I understand it is a foreign concept, but no one is paying someone else's way in the national health care system. That just isn't how it works.

With all due respect, I don't think you have the first clue about how it works, nor do I gauge from your answers that you have any clue about economics. Complicated theories aside, the system in a nutshell works as follows--the government takes money out of my paycheck, and uses it to pay someone else's hospital bill. How am I therefore not paying someone else's way?

Where do you think the government gets the money it spends on those doctor bills and medications? Don't you know that every last cent paid out by government had to be taken from someone's paycheck or wallet?

Lastly, if the atrocious health care and the cut-throat American system is so life-threatening, and the UK NHS is so much better, and the issue is so severe, and you have dual citizenship, then why aren't you already living there instead of here? That's not a "love it or leave it" kind of remark, but an honest question. If it's that bad, and your quality of life and life span are as severely impacted as you state, then why in the world would you subject yourself to the evil private system in the US?

limeyfellow,

Far less than the cost of buying medical insurance, paying subsidies for treatment and so on in the United States. If you factor in that, most people in the UK are paying less than their equivilents in the US.

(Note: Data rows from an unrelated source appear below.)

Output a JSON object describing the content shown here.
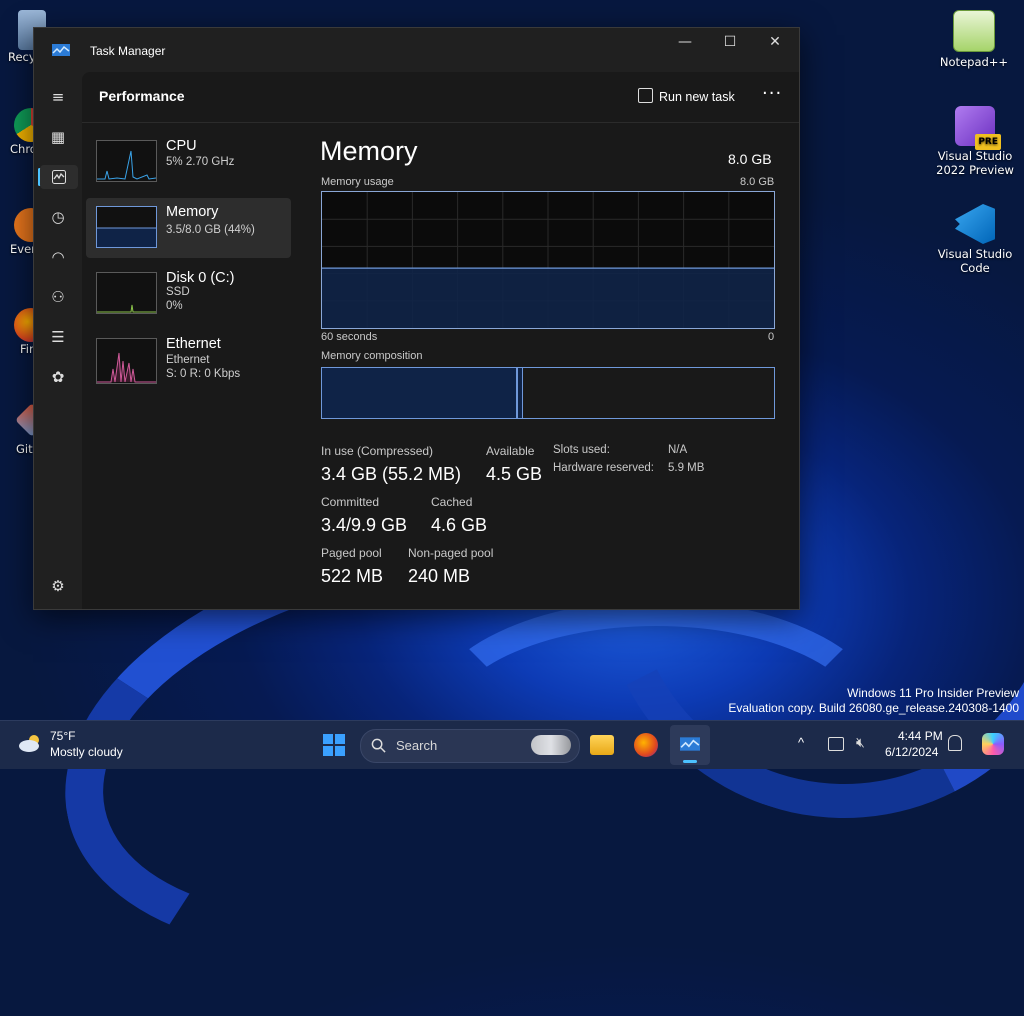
{
  "desktop": {
    "left_icons": [
      {
        "label": "Recy"
      },
      {
        "label": "Chro"
      },
      {
        "label": "Ever"
      },
      {
        "label": "Fir"
      },
      {
        "label": "Git"
      }
    ],
    "right_icons": [
      {
        "label": "Notepad++"
      },
      {
        "label": "Visual Studio 2022 Preview",
        "badge": "PRE"
      },
      {
        "label": "Visual Studio Code"
      }
    ],
    "watermark": {
      "line1": "Windows 11 Pro Insider Preview",
      "line2": "Evaluation copy. Build 26080.ge_release.240308-1400"
    }
  },
  "window": {
    "title": "Task Manager",
    "controls": {
      "minimize": "—",
      "maximize": "☐",
      "close": "✕"
    },
    "header": {
      "page_title": "Performance",
      "run_new_task": "Run new task",
      "more": "···"
    },
    "nav_icons": [
      "hamburger-icon",
      "processes-icon",
      "performance-icon",
      "app-history-icon",
      "startup-icon",
      "users-icon",
      "details-icon",
      "services-icon",
      "settings-icon"
    ],
    "cards": [
      {
        "name": "CPU",
        "sub1": "5%  2.70 GHz",
        "sub2": ""
      },
      {
        "name": "Memory",
        "sub1": "3.5/8.0 GB (44%)",
        "sub2": ""
      },
      {
        "name": "Disk 0 (C:)",
        "sub1": "SSD",
        "sub2": "0%"
      },
      {
        "name": "Ethernet",
        "sub1": "Ethernet",
        "sub2": "S: 0  R: 0 Kbps"
      }
    ],
    "memory": {
      "title": "Memory",
      "total": "8.0 GB",
      "usage_label": "Memory usage",
      "usage_max": "8.0 GB",
      "time_left": "60 seconds",
      "time_right": "0",
      "usage_fraction": 0.44,
      "composition_label": "Memory composition",
      "composition_in_use_fraction": 0.43,
      "stats": {
        "in_use_label": "In use (Compressed)",
        "in_use_value": "3.4 GB (55.2 MB)",
        "available_label": "Available",
        "available_value": "4.5 GB",
        "committed_label": "Committed",
        "committed_value": "3.4/9.9 GB",
        "cached_label": "Cached",
        "cached_value": "4.6 GB",
        "paged_label": "Paged pool",
        "paged_value": "522 MB",
        "nonpaged_label": "Non-paged pool",
        "nonpaged_value": "240 MB"
      },
      "kv": {
        "slots_label": "Slots used:",
        "slots_value": "N/A",
        "hw_label": "Hardware reserved:",
        "hw_value": "5.9 MB"
      }
    }
  },
  "taskbar": {
    "weather_temp": "75°F",
    "weather_desc": "Mostly cloudy",
    "search_placeholder": "Search",
    "time": "4:44 PM",
    "date": "6/12/2024",
    "tray_chevron": "^"
  },
  "colors": {
    "accent": "#4cc2ff",
    "graph_line": "#6f98da",
    "graph_fill": "#0f2347"
  }
}
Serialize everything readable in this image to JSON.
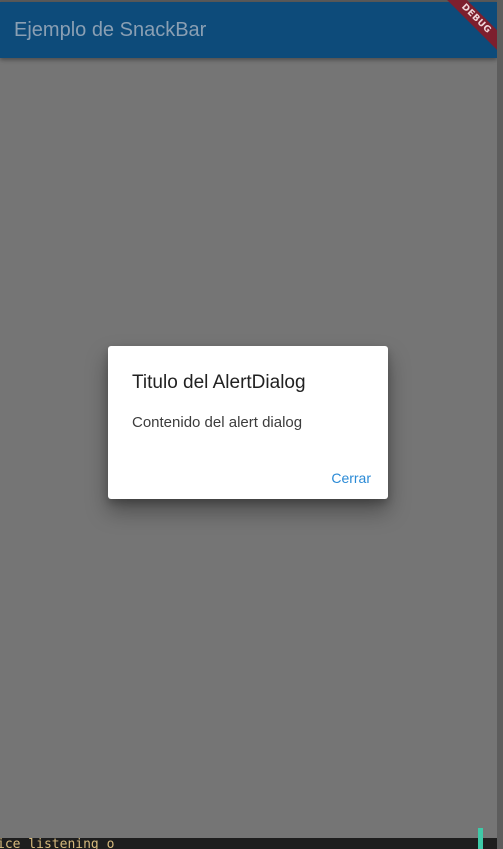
{
  "appbar": {
    "title": "Ejemplo de SnackBar"
  },
  "debug_banner": {
    "label": "DEBUG"
  },
  "dialog": {
    "title": "Titulo del AlertDialog",
    "content": "Contenido del alert dialog",
    "action_label": "Cerrar"
  },
  "terminal": {
    "text": "ice listening o"
  },
  "colors": {
    "appbar_bg": "#0d4b7a",
    "scrim_bg": "#757575",
    "accent": "#2a8ad6",
    "debug_ribbon": "#7d1f2e"
  }
}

Horse pucky. They may pay less for direct health care costs every month (premiums, copays, prescriptions, and so on), but they pay much more on the backend by paying much higher taxes on everything else, from consumer goods to gasoline taxes, in addition to having a much higher average income tax rate. In the end, the lesser expense in health care costs is irrelevant if the increased taxes in every other area of life make your disposable income and take-home pay much smaller. In effect, they're paying more for their health care, they just pay for it at the grocery store and the gas pump instead of in the doctor's office.
 
The highest tax bracket in Britain on income tax is 40% for people who earn £34,601 or over that tax free cut off, of £5,225. I am not sure where you got the over 50% tax rate. Most people pay between 10 and 20% which is no higher than the United States.

VAT is a little higher at 17.5% at the standard rate. There is also a 5% reduced rate for things like childrens car seats and domestic fuel or electrical power. The reduced rate makes many things less taxed. Then there is food, children clothes, books and newspapers, special equipment for people with needs that have a zero VAT tax rate. That is certainly less than the 4% tax rate I pay on food in the US.

National Insurance works out about the same amount of money paid in both the US and UK. In Britain this goes towards retirement costs. You pay nothing up to £100 a week. You then pay 11 pence per pound for earnings up to £650 a week and 12 pence per pound for anything over that.

Maybe you are throwing National Insurance in as part of the Income Taxes to get a higher price.